Following the lengthy compilation of all dependencies we can import this newly installed library and run one of the example scripts installed along with it.

> library("RSpectra")
> source(system.file("examples/eigs.R", package="RSpectra"))

Bioconductor packages

The Bioconductor project provides a curated set of R packages for bioinformatics which are often closer to the bleeding-edge version number than those included in the latest R release.

The installation of R can be extended to include the Bioconductor core package by loading an appropriate environment module. Searching via

[user@login01(sulis) ~]$ module spider R-bundle-Bioconductor

will provide a list of environment modules for the installed versions which can be queried for loading instructions. For example:

[user@login01(sulis) ~]$ module load GCC/11.2.0 OpenMPI/4.1.1 R-bundle-Bioconductor/3.14-R-4.1.2

Users who instead wish to manage their own set of Bioconductor packages from scratch can do so by following the instructions above to install the BiocManager R package. For example, inside an interactive R session running on a compute node:

> install.packages("BiocManager")

Bioconductor packages can then be installed with only minimal modification to the installation instructions on the Bioconductor website. For example to install the GenomicFeatures package:

> BiocManager::install("GenomicFeatures")

This will install the requested package. An informational message will be displayed stating that packages installed in the system-wide package library could not be upgraded. This can be ignored. The latest versions will be installed into the default location in your home directory instead.

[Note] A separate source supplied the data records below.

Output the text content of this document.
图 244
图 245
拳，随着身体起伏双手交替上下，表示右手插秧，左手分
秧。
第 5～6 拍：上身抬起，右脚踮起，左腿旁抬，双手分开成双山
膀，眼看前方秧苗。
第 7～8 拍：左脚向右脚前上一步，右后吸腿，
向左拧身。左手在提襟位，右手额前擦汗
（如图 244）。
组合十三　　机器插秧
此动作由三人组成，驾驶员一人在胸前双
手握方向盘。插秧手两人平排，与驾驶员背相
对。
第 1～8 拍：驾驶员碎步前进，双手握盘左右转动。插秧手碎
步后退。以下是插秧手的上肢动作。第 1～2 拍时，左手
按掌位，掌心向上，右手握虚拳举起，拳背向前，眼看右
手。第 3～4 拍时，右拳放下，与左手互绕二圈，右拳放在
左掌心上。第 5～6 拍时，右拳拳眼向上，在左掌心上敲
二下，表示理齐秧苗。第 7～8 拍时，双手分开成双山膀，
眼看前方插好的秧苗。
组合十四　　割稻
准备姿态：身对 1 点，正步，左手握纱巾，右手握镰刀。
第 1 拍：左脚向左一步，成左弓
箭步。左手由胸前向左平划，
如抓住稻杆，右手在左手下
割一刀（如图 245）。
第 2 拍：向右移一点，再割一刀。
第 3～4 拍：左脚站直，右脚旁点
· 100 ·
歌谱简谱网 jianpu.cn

Use the packageVersion() function to check which version of a particular package is in use. For example, if using the same R/4.1.2 module as above we can update the broom package to the version currently used by Bioconductor.

> packageVersion("broom")
[1] '0.7.10'
> BiocManager::install("broom")
packageVersion("broom")
[1] '0.7.12'

Running R in batch mode

As above, R can be used inside interactive sessions by requesting an appropriate session on a compute node using salloc. This method is primarily appropriate for debugging/testing of R scripts and installing packages. Long running computational workloads should be submitted to the batch system using sbatch to run when the requested resources become available.

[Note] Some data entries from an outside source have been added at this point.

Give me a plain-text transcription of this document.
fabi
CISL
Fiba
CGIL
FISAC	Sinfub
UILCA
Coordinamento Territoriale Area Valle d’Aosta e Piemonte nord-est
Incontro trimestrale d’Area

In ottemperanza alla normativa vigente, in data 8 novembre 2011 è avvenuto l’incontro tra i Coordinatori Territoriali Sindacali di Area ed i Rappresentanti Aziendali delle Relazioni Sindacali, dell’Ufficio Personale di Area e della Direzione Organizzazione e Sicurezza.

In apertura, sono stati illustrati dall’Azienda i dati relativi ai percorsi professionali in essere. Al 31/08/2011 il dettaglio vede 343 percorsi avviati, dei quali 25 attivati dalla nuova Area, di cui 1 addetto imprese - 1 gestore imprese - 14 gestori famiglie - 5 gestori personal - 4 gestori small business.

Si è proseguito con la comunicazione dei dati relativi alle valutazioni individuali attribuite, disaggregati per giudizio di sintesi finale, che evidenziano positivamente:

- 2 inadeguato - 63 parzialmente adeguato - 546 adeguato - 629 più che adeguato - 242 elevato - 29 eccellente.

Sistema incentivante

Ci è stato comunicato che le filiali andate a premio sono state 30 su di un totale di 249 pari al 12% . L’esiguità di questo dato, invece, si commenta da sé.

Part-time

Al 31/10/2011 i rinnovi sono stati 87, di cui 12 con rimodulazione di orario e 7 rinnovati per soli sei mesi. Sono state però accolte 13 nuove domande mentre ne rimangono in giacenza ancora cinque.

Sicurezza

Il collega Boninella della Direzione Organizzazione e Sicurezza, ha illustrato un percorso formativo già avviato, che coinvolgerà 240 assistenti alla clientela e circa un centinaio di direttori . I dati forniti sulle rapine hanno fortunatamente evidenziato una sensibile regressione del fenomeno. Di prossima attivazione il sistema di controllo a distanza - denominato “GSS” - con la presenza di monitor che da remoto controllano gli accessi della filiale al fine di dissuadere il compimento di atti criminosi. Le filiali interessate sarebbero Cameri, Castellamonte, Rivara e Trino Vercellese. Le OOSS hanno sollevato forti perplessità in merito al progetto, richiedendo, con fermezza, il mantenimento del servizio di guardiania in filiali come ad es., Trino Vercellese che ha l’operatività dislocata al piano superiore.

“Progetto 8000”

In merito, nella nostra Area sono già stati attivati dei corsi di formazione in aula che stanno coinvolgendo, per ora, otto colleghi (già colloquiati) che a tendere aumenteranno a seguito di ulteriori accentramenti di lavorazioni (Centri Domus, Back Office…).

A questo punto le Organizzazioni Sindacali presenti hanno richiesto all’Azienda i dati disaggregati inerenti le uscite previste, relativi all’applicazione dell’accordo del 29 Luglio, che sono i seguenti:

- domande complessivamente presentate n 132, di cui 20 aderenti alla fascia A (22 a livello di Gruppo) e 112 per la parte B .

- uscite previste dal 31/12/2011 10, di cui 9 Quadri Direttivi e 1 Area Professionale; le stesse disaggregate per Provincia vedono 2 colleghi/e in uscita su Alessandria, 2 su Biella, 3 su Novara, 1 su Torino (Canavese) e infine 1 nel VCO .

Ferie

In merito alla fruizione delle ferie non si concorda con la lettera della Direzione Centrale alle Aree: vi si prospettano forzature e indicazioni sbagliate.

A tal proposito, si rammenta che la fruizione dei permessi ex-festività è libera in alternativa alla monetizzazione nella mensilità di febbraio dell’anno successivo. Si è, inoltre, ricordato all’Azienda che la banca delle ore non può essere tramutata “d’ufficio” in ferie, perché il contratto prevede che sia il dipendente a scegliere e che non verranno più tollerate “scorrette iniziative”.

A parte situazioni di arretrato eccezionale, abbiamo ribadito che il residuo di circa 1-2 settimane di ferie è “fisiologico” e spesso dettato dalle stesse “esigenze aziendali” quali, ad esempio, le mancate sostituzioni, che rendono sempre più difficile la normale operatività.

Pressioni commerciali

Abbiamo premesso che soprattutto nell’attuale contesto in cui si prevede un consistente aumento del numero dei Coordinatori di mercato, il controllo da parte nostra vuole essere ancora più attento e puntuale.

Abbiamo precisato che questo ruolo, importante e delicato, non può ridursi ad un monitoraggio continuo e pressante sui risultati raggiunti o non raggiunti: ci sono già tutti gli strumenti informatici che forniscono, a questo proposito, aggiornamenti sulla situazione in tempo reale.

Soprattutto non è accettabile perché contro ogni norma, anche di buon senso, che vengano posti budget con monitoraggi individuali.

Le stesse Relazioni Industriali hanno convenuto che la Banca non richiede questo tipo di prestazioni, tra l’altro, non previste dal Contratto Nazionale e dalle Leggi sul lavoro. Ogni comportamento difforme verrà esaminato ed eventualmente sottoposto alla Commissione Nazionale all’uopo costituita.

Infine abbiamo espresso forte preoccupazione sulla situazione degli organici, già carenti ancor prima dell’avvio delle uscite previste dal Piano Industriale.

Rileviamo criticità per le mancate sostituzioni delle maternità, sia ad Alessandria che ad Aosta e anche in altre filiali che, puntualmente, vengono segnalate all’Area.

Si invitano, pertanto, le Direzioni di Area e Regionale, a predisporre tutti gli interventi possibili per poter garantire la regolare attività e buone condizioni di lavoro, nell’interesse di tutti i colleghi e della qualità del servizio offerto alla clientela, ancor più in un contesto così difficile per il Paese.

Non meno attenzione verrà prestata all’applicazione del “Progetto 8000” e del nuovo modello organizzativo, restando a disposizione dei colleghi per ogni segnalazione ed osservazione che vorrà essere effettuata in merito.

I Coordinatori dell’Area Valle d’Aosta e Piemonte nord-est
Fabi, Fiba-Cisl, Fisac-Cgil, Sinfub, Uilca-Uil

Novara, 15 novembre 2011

R has excellent support for running scripts in batch mode. An example SLURM job submission script for a single process R calculation is shown below.

Rserial.slurm

#!/bin/bash
#SBATCH --nodes=1
#SBATCH --ntasks-per-node=1
#SBATCH --cpus-per-task=1
#SBATCH --mem-per-cpu=3850
#SBATCH --time=08:00:00
#SBATCH --account=suxxx-somebudget

module purge
module load GCC/11.2.0 OpenMPI/4.1.1 R/4.1.2

srun R CMD BATCH "--args <my_args>" my_script.R

Where <my_args> should be replace with any command line arguments read by the script my_script.R via use of the R function commandArgs(trailingOnly = TRUE). On execution, output normally printed to the console will be written to the file my_script.Rout and any plots generated by the script will be combined into Rplots.pdf.

Using command line arguments to pass input into R scripts can be useful when constructing large parallel jobs which consist of a single R script run for many different inputs, for example using job arrays or creating bash functions which launch R scripts for use with GNU Parallel.

Parallelism in R

Parallelism can be implemented within R scripts to accelerate computation. Two methods are:

  • Single node parallelism using mclapply from the parallel package, or using parallel foreach from the doParallel package. See the Single node jobs for an example job submission script using mclapply and the doParallel documentation for examples using that method.

  • Parallelism which can span multiple nodes by creating a “cluster” object within R that can be used by functions such as parLapply. Within a SLURM environment, the most convenient way to create this is via an MPI cluster type. An example job submission script is given on the MPI jobs page.

Many R calculations will use packages that implement these or similar methods of parallelism within functions, such that parallelism is “hidden” from the end user. Users are encouraged to consult the documentation for the packages they use and seek help from the appropriate support contact in constructing an appropriate job submission script.